In 2011, a program known as Hunters Helping Condors launched in Utah to help recover these large, majestic birds. California condors were listed in 1967 under the precursor to the Endangered Species Act.

By 1982, only 23 were left in the world.

While one of those condors was already in captivity, the remaining wild condors were captured and brought into captivity to keep them safe. This reportedly brought about a highly successful breeding program that allowed for the condor’s reintroduction to the wild.

Their population is now over 500. Over half of them are in the wild, the DWR said.

Earlier this year, however, 21 condors died in the Arizona/Utah population due to the avian flu. The U.S. Fish and Wildlife Service, along with multiple state agencies and federal and non-profit partners, are currently conducting vaccine trials to help these birds.

“Lead poisoning is the leading cause of death for free-flying condors in Utah and Arizona,” DWR Avian Conservation Program Coordinator Russell Norvell said. “The primary source of that lead is the remains of shot animals, a common meal for condors and other scavenging wildlife.
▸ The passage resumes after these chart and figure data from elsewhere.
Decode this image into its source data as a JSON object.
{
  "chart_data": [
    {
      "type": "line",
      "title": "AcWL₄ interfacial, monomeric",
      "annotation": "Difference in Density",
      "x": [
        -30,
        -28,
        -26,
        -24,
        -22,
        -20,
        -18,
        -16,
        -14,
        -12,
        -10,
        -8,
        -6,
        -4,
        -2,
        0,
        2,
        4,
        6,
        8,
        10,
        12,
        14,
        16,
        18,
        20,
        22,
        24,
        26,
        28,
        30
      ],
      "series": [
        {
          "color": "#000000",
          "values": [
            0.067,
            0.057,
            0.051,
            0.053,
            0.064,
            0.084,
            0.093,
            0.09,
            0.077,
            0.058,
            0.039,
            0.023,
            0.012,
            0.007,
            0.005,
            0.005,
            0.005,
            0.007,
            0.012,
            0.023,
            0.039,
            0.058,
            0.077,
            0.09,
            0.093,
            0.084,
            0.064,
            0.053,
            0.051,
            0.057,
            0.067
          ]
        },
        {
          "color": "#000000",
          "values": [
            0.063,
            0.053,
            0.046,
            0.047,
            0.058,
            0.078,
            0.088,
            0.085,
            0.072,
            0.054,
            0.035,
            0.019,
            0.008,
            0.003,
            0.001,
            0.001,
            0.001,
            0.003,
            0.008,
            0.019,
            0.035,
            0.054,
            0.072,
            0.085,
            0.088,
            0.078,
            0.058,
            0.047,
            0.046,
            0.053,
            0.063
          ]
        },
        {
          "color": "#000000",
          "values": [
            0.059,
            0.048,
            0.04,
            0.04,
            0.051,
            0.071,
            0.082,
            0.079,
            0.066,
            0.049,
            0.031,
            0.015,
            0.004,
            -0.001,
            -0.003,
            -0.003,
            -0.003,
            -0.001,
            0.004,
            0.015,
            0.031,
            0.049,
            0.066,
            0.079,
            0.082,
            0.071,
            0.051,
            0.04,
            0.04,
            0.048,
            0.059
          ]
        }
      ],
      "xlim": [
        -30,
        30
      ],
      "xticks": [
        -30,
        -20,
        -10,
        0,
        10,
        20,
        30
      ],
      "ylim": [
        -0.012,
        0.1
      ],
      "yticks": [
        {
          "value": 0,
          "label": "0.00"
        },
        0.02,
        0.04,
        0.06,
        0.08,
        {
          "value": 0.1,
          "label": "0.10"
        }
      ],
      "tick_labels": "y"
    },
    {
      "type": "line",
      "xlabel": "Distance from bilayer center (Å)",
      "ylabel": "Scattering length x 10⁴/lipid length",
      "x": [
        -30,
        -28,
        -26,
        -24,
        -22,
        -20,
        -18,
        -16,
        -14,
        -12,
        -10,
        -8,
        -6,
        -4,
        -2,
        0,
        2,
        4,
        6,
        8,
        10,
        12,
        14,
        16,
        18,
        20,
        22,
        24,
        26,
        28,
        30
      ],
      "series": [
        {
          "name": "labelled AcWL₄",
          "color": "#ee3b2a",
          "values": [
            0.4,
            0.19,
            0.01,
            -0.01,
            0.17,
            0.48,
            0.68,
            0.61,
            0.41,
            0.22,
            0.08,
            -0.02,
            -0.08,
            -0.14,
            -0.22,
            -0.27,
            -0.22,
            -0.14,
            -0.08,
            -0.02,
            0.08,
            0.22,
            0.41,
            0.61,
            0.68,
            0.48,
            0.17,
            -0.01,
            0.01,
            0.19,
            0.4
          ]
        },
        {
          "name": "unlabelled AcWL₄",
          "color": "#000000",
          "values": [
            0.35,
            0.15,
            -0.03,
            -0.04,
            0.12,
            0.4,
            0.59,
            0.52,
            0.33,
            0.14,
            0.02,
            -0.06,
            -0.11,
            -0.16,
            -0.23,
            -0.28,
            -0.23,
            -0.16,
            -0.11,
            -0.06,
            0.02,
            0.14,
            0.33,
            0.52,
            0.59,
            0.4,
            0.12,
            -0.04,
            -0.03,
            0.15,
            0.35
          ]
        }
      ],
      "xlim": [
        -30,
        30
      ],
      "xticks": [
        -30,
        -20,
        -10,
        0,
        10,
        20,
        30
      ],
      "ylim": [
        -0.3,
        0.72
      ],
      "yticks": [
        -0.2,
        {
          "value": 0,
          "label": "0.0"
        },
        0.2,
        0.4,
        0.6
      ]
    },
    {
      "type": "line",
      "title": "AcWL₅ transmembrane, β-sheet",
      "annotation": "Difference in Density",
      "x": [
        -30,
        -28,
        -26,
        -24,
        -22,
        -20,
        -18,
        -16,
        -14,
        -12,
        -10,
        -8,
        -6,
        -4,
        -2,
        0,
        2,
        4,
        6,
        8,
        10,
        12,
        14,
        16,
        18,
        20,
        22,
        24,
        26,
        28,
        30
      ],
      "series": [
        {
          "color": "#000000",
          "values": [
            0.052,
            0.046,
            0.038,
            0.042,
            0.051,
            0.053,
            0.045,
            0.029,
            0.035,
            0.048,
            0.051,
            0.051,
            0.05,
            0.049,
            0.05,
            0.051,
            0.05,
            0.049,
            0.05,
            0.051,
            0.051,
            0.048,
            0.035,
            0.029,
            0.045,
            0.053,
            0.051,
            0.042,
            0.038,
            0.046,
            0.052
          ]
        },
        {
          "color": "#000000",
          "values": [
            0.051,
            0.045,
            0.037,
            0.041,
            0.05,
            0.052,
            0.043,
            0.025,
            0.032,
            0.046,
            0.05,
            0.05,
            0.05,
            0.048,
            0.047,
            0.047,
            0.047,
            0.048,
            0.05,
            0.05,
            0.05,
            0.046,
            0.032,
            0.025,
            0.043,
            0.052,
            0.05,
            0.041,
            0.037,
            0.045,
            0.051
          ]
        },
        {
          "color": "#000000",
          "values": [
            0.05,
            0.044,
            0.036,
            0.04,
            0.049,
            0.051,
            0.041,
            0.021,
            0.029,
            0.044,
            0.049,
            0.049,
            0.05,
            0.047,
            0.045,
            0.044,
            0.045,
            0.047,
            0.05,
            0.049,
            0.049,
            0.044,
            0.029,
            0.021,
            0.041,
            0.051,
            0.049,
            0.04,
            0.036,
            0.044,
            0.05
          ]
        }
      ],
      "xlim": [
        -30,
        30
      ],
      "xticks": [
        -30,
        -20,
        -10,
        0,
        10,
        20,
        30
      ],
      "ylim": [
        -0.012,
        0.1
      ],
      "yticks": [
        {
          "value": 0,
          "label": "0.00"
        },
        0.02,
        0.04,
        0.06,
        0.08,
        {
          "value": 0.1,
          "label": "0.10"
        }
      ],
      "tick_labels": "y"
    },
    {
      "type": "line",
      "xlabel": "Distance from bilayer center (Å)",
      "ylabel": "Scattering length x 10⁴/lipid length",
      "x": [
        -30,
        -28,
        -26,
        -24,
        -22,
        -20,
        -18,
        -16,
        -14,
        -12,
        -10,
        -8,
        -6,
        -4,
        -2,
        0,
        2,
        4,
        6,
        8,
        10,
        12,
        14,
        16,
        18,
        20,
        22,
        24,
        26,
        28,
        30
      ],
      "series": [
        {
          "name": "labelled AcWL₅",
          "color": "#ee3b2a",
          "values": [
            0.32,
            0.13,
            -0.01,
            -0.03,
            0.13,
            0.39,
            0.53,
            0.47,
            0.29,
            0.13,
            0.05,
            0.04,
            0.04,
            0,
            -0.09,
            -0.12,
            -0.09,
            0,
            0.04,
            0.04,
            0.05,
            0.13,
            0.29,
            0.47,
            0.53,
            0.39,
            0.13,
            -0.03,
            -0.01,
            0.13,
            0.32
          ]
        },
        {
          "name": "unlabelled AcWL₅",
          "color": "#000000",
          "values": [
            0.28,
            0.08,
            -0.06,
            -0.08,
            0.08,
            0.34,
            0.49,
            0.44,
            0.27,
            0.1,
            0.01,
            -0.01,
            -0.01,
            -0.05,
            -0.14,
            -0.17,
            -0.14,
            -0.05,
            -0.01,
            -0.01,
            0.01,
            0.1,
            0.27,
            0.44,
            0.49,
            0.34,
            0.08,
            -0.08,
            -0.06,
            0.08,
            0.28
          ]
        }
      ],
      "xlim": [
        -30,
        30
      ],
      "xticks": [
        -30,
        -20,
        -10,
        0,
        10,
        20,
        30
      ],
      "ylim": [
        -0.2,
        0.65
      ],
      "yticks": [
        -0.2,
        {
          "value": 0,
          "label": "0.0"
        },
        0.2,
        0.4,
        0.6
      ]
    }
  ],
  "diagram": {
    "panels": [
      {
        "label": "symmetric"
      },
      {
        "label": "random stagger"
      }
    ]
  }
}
The Hunters Helping Condors program is helping to reduce lead exposure, which is helping in the recovery of these unique birds that play an important role in the ecosystem.”

Check stations are in place at the following locations, open from 11 a.m. to dusk on the following dates, according to the DWR:

  • The intersection of Yellowjacket Road and Hancock Road (approximately 3.25 miles north of the entrance to Coral Pink Sand Dunes State Park). This checkpoint will be open on Oct. 11, 14-15, 21-24 and 28-29.
  • On State Route 14 in Cedar Canyon (east of Cedar City, approximately half a mile east of Canyon Park and nearly a mile west of Rusty’s Ranch House). This checkpoint will be open on Oct. 11, 14-15, 21-24 and 28-29.

Utah big game hunters have the opportunity to obtain a coupon before each hunting season that offers heavily discounted, non-lead ammunition.